The populations of Australia's threatened mammals declined by 38% in 20 years since the mid-1990s, new research found.
However, there is a silver lining because among the losses there have been some significant recoveries in areas with targeted conservation measures, according to scientists who unveiled the national mammal database Wednesday.
"A key finding is that in areas without any active conservation, on average populations of threatened mammals have decreased by 60% over the last two decades (1995-2016), a loss of well over half," said lead researcher Elisa Bayraktarov from the University of Queensland.
Koalas and quolls, as well as lesser-known species of native rodents and wallabies, are among a suite of mammal species that have shown significant reductions in their populations in recent decades.
But Australia also achieved some successes in that period due to conservation efforts, Bayraktarov said in a statement Wednesday.
"When we look across all sites with targeted conservation management we see that on average populations have increased by 46% between 1995 and 2016," said Bayraktarov.
It includes conservation efforts, like feral animal control and ecological fire management.
The findings are from Australia's Threatened Species Index, a government-funded project which Bayraktarov and others spent four years developing and assembling data for.
The recent addition of threatened or near-threatened mammals to the index – said to be the first of its kind in the world – has put the spotlight on trends for Australian mammal populations.

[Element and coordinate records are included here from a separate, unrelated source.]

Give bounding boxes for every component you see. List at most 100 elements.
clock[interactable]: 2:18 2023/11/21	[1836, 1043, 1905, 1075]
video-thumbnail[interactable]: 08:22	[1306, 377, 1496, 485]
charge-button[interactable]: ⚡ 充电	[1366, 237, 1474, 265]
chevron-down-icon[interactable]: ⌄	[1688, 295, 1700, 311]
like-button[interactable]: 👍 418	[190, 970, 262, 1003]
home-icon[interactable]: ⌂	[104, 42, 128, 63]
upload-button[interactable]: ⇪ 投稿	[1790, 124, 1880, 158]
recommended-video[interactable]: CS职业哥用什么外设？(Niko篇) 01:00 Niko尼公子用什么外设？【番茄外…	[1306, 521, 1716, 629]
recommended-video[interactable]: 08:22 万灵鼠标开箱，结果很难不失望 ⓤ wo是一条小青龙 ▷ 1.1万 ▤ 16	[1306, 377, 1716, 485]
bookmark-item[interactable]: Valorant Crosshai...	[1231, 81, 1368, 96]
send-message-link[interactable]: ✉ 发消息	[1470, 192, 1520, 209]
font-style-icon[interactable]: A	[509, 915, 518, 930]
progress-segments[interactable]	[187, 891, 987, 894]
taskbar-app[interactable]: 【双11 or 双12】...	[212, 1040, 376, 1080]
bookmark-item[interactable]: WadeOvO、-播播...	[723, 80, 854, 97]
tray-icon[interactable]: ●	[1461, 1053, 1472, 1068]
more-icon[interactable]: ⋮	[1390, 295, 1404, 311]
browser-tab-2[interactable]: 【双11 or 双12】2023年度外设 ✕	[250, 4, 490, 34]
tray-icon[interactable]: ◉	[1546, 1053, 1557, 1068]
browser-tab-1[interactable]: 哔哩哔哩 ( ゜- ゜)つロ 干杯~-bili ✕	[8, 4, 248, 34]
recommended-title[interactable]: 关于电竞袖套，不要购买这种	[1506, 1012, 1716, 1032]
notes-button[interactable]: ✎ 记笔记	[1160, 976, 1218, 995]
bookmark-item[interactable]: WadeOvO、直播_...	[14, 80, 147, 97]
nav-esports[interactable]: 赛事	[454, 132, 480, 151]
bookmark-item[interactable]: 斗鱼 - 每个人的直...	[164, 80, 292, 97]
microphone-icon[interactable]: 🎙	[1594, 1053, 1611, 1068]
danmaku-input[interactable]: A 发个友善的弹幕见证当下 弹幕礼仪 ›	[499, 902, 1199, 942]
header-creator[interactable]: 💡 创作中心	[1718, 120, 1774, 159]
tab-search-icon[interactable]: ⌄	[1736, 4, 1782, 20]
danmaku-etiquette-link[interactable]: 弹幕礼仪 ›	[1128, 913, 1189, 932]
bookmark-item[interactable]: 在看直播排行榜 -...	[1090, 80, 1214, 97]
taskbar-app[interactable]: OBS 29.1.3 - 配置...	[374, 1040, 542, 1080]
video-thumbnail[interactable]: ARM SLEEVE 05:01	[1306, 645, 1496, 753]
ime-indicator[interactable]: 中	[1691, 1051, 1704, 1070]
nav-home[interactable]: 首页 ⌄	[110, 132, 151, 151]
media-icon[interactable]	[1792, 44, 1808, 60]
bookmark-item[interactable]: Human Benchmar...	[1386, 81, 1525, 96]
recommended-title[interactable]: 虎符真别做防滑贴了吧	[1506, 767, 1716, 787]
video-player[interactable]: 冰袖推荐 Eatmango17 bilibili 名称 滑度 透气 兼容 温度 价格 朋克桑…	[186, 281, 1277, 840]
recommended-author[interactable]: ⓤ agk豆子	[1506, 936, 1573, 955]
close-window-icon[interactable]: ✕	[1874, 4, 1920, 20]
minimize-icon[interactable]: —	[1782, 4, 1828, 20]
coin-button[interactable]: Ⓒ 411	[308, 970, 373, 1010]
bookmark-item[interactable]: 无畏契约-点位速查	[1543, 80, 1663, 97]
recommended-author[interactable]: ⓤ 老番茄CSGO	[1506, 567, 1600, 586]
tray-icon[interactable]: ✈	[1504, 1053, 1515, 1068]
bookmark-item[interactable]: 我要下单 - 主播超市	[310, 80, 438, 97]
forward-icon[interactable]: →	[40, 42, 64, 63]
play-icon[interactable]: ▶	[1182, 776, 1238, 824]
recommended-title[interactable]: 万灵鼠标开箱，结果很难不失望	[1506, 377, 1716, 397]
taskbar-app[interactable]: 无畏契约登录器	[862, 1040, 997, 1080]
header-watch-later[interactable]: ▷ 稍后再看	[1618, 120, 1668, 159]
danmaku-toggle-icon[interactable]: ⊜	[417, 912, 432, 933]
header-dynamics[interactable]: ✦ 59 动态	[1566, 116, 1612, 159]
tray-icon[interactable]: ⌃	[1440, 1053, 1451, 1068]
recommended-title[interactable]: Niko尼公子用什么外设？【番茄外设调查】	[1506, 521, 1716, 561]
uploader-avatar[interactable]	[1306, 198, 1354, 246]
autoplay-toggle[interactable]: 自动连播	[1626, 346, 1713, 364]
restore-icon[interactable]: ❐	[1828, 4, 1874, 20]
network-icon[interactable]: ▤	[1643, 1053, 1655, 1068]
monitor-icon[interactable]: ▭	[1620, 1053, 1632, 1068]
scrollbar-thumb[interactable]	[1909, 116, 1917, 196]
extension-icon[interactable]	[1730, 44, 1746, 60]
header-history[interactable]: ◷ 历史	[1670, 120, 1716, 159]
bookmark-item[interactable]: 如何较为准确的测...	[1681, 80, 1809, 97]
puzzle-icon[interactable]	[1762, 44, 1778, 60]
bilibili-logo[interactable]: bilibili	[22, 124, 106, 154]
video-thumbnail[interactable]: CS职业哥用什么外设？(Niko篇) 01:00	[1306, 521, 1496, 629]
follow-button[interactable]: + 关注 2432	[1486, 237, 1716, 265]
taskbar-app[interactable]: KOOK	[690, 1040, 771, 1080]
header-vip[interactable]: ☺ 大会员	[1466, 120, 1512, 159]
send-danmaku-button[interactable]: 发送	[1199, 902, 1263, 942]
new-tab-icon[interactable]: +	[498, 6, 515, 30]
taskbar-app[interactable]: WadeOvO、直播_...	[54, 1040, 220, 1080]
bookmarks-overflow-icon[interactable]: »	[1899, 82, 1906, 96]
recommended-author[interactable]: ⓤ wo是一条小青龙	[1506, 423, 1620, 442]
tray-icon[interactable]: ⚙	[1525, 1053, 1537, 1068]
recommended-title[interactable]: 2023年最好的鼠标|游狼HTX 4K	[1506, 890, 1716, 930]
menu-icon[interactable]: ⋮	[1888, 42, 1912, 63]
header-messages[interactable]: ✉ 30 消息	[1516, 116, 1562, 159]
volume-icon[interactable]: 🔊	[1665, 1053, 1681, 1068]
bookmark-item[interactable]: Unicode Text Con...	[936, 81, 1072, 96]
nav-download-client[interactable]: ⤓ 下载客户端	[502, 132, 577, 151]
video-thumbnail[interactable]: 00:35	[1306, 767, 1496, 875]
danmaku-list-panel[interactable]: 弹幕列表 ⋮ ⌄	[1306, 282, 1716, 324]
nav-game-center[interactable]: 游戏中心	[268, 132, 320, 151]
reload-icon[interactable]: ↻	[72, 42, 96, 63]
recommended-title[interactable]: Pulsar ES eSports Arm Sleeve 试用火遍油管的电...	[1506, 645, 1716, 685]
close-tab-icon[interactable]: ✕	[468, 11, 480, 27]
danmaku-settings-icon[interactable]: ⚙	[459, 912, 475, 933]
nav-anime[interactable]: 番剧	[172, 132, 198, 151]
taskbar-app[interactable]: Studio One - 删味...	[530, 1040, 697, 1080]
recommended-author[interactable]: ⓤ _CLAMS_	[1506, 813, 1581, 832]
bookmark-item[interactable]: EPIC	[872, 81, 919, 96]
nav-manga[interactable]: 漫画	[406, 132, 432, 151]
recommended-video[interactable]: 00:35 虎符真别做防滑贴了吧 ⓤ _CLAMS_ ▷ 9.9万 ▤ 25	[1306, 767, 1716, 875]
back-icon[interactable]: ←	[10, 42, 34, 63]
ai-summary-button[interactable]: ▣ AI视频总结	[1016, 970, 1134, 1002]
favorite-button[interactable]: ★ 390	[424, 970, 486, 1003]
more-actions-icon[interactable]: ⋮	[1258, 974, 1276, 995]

This year, Australia’s unprecedented wildfire season has killed by one estimate more than 1 billion wild animals. Scientists fear some of the island continent’s unique and colorful species may not recover. Experts working on the island say the fires have killed thousands of koalas and kangaroos, and also have raised questions about whether any members of a mouse-like marsupial species that carries its young in a pouch have survived. Similarly, it remains unclear how many from a unique flock of glossy black cockatoos got away from the flames and whether they have a future on an island where much of their habitat has gone up in smoke.